Последней картиной, которую Воинов снял, была «Шапка». У меня там маленький эпизод. Я играла литераторшу, меня никто не узнавал. А в той роли, которая, как он говорил, была бы моей, будь я на двадцать лет моложе, он снял Лиду Шукшину.

Воинов считал картину «Шапка» своей творческой удачей, и я с ним согласна.

Поздняя любовь

Константин Наумович Воинов учился в студии Хмелева. Это знаменитая студия художника, равного по таланту Вахтангову, Таирову, Станиславскому. Хмелев был потрясающий актер, великолепный режиссер. На базе своей студии он создал Театр имени Ермоловой с очень хорошей труппой. У него были замечательные спектакли. И Константин Наумович со временем тоже стал актером этого театра. Его жена, Ольга Владимировна Николаева, была там ведущей актрисой, она тоже окончила студию Хмелева. На ней и Ордынской держался почти весь репертуар ермоловцев. Она была старше Воинова на восемь или девять лет и говорила, что взяла его «на вырост».

Когда он пришел в театр, ему было всего девятнадцать. Главным режиссером тогда был Лобанов. Константин Наумович очень тяготел к режиссерской работе, руководил студией в Доме пионеров. Эфрос, Сегель, Валя Зубков, который впоследствии у него снимался, были его учениками. Они потом каждый год собирались и всегда вспоминали своего учителя. Воинов пользовался очень большим авторитетом и к тому же сам имел хорошую школу.

Первый спектакль, который он поставил, назывался «Честность». Он пользовался большим успехом, его пришел посмотреть Сталин, но ушел с середины. Был страшный скандал. Воинова выгнали (хорошо еще, что не посадили).

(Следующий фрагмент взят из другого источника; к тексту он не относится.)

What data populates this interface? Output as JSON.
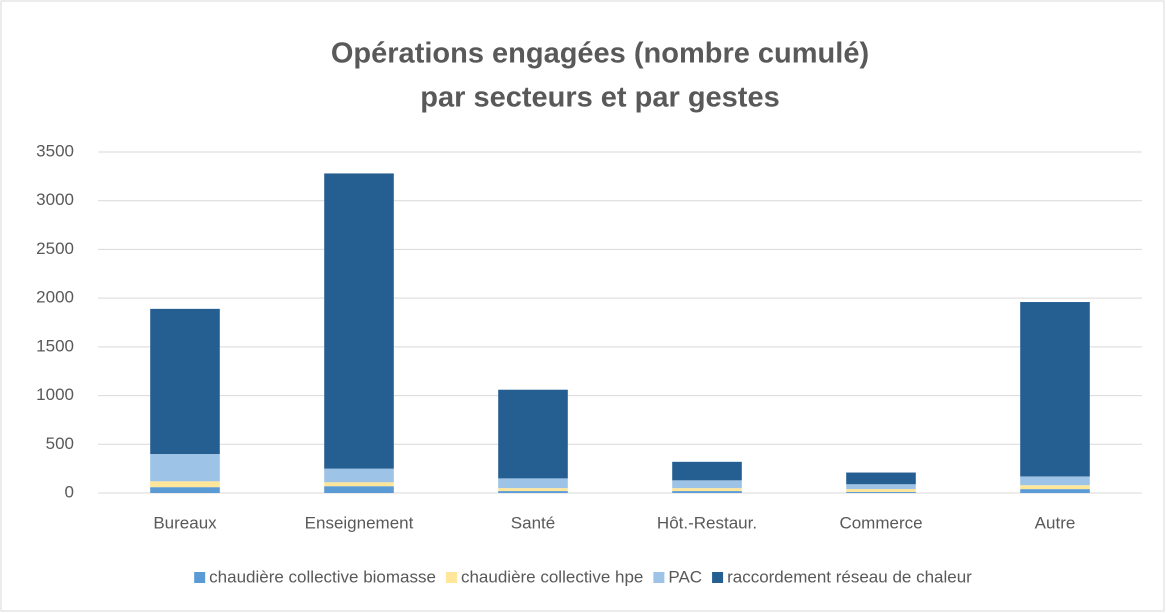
{
  "chart_data": {
    "type": "stacked_bar",
    "title": "Opérations engagées (nombre cumulé)",
    "subtitle": "par secteurs et par gestes",
    "categories": [
      "Bureaux",
      "Enseignement",
      "Santé",
      "Hôt.-Restaur.",
      "Commerce",
      "Autre"
    ],
    "series": [
      {
        "name": "chaudière collective biomasse",
        "color": "#5b9bd5",
        "values": [
          60,
          70,
          20,
          20,
          10,
          40
        ]
      },
      {
        "name": "chaudière collective hpe",
        "color": "#ffe699",
        "values": [
          60,
          40,
          30,
          30,
          30,
          40
        ]
      },
      {
        "name": "PAC",
        "color": "#9dc3e6",
        "values": [
          280,
          140,
          100,
          80,
          50,
          90
        ]
      },
      {
        "name": "raccordement réseau de chaleur",
        "color": "#255e91",
        "values": [
          1490,
          3030,
          910,
          190,
          120,
          1790
        ]
      }
    ],
    "ylim": [
      0,
      3500
    ],
    "yticks": [
      0,
      500,
      1000,
      1500,
      2000,
      2500,
      3000,
      3500
    ],
    "grid": true,
    "legend": "bottom"
  }
}
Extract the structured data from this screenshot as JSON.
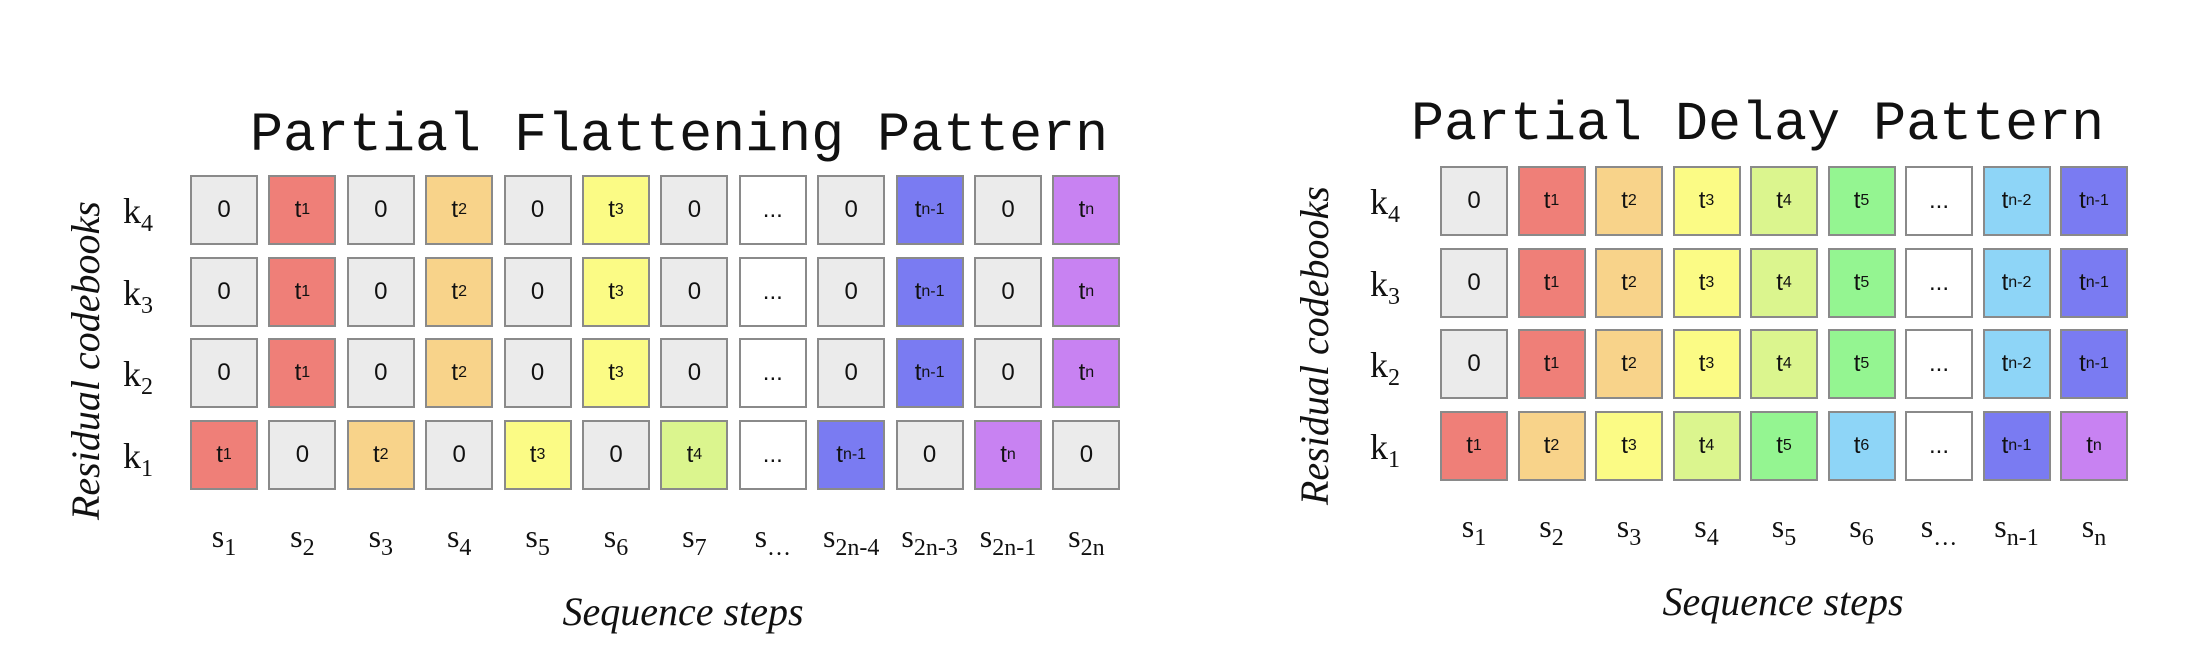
{
  "colors": {
    "zero": "#ebebeb",
    "ellipsis": "#ffffff",
    "t1": "#ef7f78",
    "t2": "#f8d38a",
    "t3": "#fbfb85",
    "t4": "#dbf58e",
    "t5": "#94f591",
    "t6": "#8ed5f7",
    "tn-2": "#8ed5f7",
    "tn-1": "#7a7bf2",
    "tn": "#c882f2"
  },
  "panels": [
    {
      "title": "Partial Flattening Pattern",
      "ylabel": "Residual codebooks",
      "xlabel": "Sequence steps",
      "rows": [
        {
          "base": "k",
          "sub": "4"
        },
        {
          "base": "k",
          "sub": "3"
        },
        {
          "base": "k",
          "sub": "2"
        },
        {
          "base": "k",
          "sub": "1"
        }
      ],
      "cols": [
        {
          "base": "s",
          "sub": "1"
        },
        {
          "base": "s",
          "sub": "2"
        },
        {
          "base": "s",
          "sub": "3"
        },
        {
          "base": "s",
          "sub": "4"
        },
        {
          "base": "s",
          "sub": "5"
        },
        {
          "base": "s",
          "sub": "6"
        },
        {
          "base": "s",
          "sub": "7"
        },
        {
          "base": "s",
          "sub": "…"
        },
        {
          "base": "s",
          "sub": "2n-4"
        },
        {
          "base": "s",
          "sub": "2n-3"
        },
        {
          "base": "s",
          "sub": "2n-1"
        },
        {
          "base": "s",
          "sub": "2n"
        }
      ],
      "cells": [
        [
          {
            "text": "0",
            "color": "zero"
          },
          {
            "base": "t",
            "sub": "1",
            "color": "t1"
          },
          {
            "text": "0",
            "color": "zero"
          },
          {
            "base": "t",
            "sub": "2",
            "color": "t2"
          },
          {
            "text": "0",
            "color": "zero"
          },
          {
            "base": "t",
            "sub": "3",
            "color": "t3"
          },
          {
            "text": "0",
            "color": "zero"
          },
          {
            "text": "...",
            "color": "ellipsis"
          },
          {
            "text": "0",
            "color": "zero"
          },
          {
            "base": "t",
            "sub": "n-1",
            "color": "tn-1"
          },
          {
            "text": "0",
            "color": "zero"
          },
          {
            "base": "t",
            "sub": "n",
            "color": "tn"
          }
        ],
        [
          {
            "text": "0",
            "color": "zero"
          },
          {
            "base": "t",
            "sub": "1",
            "color": "t1"
          },
          {
            "text": "0",
            "color": "zero"
          },
          {
            "base": "t",
            "sub": "2",
            "color": "t2"
          },
          {
            "text": "0",
            "color": "zero"
          },
          {
            "base": "t",
            "sub": "3",
            "color": "t3"
          },
          {
            "text": "0",
            "color": "zero"
          },
          {
            "text": "...",
            "color": "ellipsis"
          },
          {
            "text": "0",
            "color": "zero"
          },
          {
            "base": "t",
            "sub": "n-1",
            "color": "tn-1"
          },
          {
            "text": "0",
            "color": "zero"
          },
          {
            "base": "t",
            "sub": "n",
            "color": "tn"
          }
        ],
        [
          {
            "text": "0",
            "color": "zero"
          },
          {
            "base": "t",
            "sub": "1",
            "color": "t1"
          },
          {
            "text": "0",
            "color": "zero"
          },
          {
            "base": "t",
            "sub": "2",
            "color": "t2"
          },
          {
            "text": "0",
            "color": "zero"
          },
          {
            "base": "t",
            "sub": "3",
            "color": "t3"
          },
          {
            "text": "0",
            "color": "zero"
          },
          {
            "text": "...",
            "color": "ellipsis"
          },
          {
            "text": "0",
            "color": "zero"
          },
          {
            "base": "t",
            "sub": "n-1",
            "color": "tn-1"
          },
          {
            "text": "0",
            "color": "zero"
          },
          {
            "base": "t",
            "sub": "n",
            "color": "tn"
          }
        ],
        [
          {
            "base": "t",
            "sub": "1",
            "color": "t1"
          },
          {
            "text": "0",
            "color": "zero"
          },
          {
            "base": "t",
            "sub": "2",
            "color": "t2"
          },
          {
            "text": "0",
            "color": "zero"
          },
          {
            "base": "t",
            "sub": "3",
            "color": "t3"
          },
          {
            "text": "0",
            "color": "zero"
          },
          {
            "base": "t",
            "sub": "4",
            "color": "t4"
          },
          {
            "text": "...",
            "color": "ellipsis"
          },
          {
            "base": "t",
            "sub": "n-1",
            "color": "tn-1"
          },
          {
            "text": "0",
            "color": "zero"
          },
          {
            "base": "t",
            "sub": "n",
            "color": "tn"
          },
          {
            "text": "0",
            "color": "zero"
          }
        ]
      ]
    },
    {
      "title": "Partial Delay Pattern",
      "ylabel": "Residual codebooks",
      "xlabel": "Sequence steps",
      "rows": [
        {
          "base": "k",
          "sub": "4"
        },
        {
          "base": "k",
          "sub": "3"
        },
        {
          "base": "k",
          "sub": "2"
        },
        {
          "base": "k",
          "sub": "1"
        }
      ],
      "cols": [
        {
          "base": "s",
          "sub": "1"
        },
        {
          "base": "s",
          "sub": "2"
        },
        {
          "base": "s",
          "sub": "3"
        },
        {
          "base": "s",
          "sub": "4"
        },
        {
          "base": "s",
          "sub": "5"
        },
        {
          "base": "s",
          "sub": "6"
        },
        {
          "base": "s",
          "sub": "…"
        },
        {
          "base": "s",
          "sub": "n-1"
        },
        {
          "base": "s",
          "sub": "n"
        }
      ],
      "cells": [
        [
          {
            "text": "0",
            "color": "zero"
          },
          {
            "base": "t",
            "sub": "1",
            "color": "t1"
          },
          {
            "base": "t",
            "sub": "2",
            "color": "t2"
          },
          {
            "base": "t",
            "sub": "3",
            "color": "t3"
          },
          {
            "base": "t",
            "sub": "4",
            "color": "t4"
          },
          {
            "base": "t",
            "sub": "5",
            "color": "t5"
          },
          {
            "text": "...",
            "color": "ellipsis"
          },
          {
            "base": "t",
            "sub": "n-2",
            "color": "tn-2"
          },
          {
            "base": "t",
            "sub": "n-1",
            "color": "tn-1"
          }
        ],
        [
          {
            "text": "0",
            "color": "zero"
          },
          {
            "base": "t",
            "sub": "1",
            "color": "t1"
          },
          {
            "base": "t",
            "sub": "2",
            "color": "t2"
          },
          {
            "base": "t",
            "sub": "3",
            "color": "t3"
          },
          {
            "base": "t",
            "sub": "4",
            "color": "t4"
          },
          {
            "base": "t",
            "sub": "5",
            "color": "t5"
          },
          {
            "text": "...",
            "color": "ellipsis"
          },
          {
            "base": "t",
            "sub": "n-2",
            "color": "tn-2"
          },
          {
            "base": "t",
            "sub": "n-1",
            "color": "tn-1"
          }
        ],
        [
          {
            "text": "0",
            "color": "zero"
          },
          {
            "base": "t",
            "sub": "1",
            "color": "t1"
          },
          {
            "base": "t",
            "sub": "2",
            "color": "t2"
          },
          {
            "base": "t",
            "sub": "3",
            "color": "t3"
          },
          {
            "base": "t",
            "sub": "4",
            "color": "t4"
          },
          {
            "base": "t",
            "sub": "5",
            "color": "t5"
          },
          {
            "text": "...",
            "color": "ellipsis"
          },
          {
            "base": "t",
            "sub": "n-2",
            "color": "tn-2"
          },
          {
            "base": "t",
            "sub": "n-1",
            "color": "tn-1"
          }
        ],
        [
          {
            "base": "t",
            "sub": "1",
            "color": "t1"
          },
          {
            "base": "t",
            "sub": "2",
            "color": "t2"
          },
          {
            "base": "t",
            "sub": "3",
            "color": "t3"
          },
          {
            "base": "t",
            "sub": "4",
            "color": "t4"
          },
          {
            "base": "t",
            "sub": "5",
            "color": "t5"
          },
          {
            "base": "t",
            "sub": "6",
            "color": "t6"
          },
          {
            "text": "...",
            "color": "ellipsis"
          },
          {
            "base": "t",
            "sub": "n-1",
            "color": "tn-1"
          },
          {
            "base": "t",
            "sub": "n",
            "color": "tn"
          }
        ]
      ]
    }
  ]
}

Так молодой режиссер остался на улице, без права работы в Москве. Затем ему удалось устроиться в Ногинске главным режиссером местного театра. Он ставил там спектакли, увлек труппу. А жил прямо в театре, в маленькой комнатушке, где висела сиротливая лампочка без абажура. Там он пристрастился пить вместе с актерами. Рассказывал, что им тогда овладела тоска, отчаяние. Он уехал от жены, от дочки, от родителей, от друзей. В то время такие, как он, изгнанники, отверженные были все равно что прокаженные. В Москву он приезжал только по выходным дням, добирался на попутных машинах.

Прошло несколько лет. Как‑то его встретил Пырьев, тогда директор «Мосфильма», и пригласил вместе с другими молодыми режиссерами на работу. И в объединении Михаила Ромма Воинов взял сценарий по повести Павла Нилина, замечательного писателя, и поставил короткометражный фильм «Жучка». Это была его первая картина и вообще первая телевизионная лента, которая снималась на «Мосфильме». В прокате она называлась «Сестры», или «Две жизни».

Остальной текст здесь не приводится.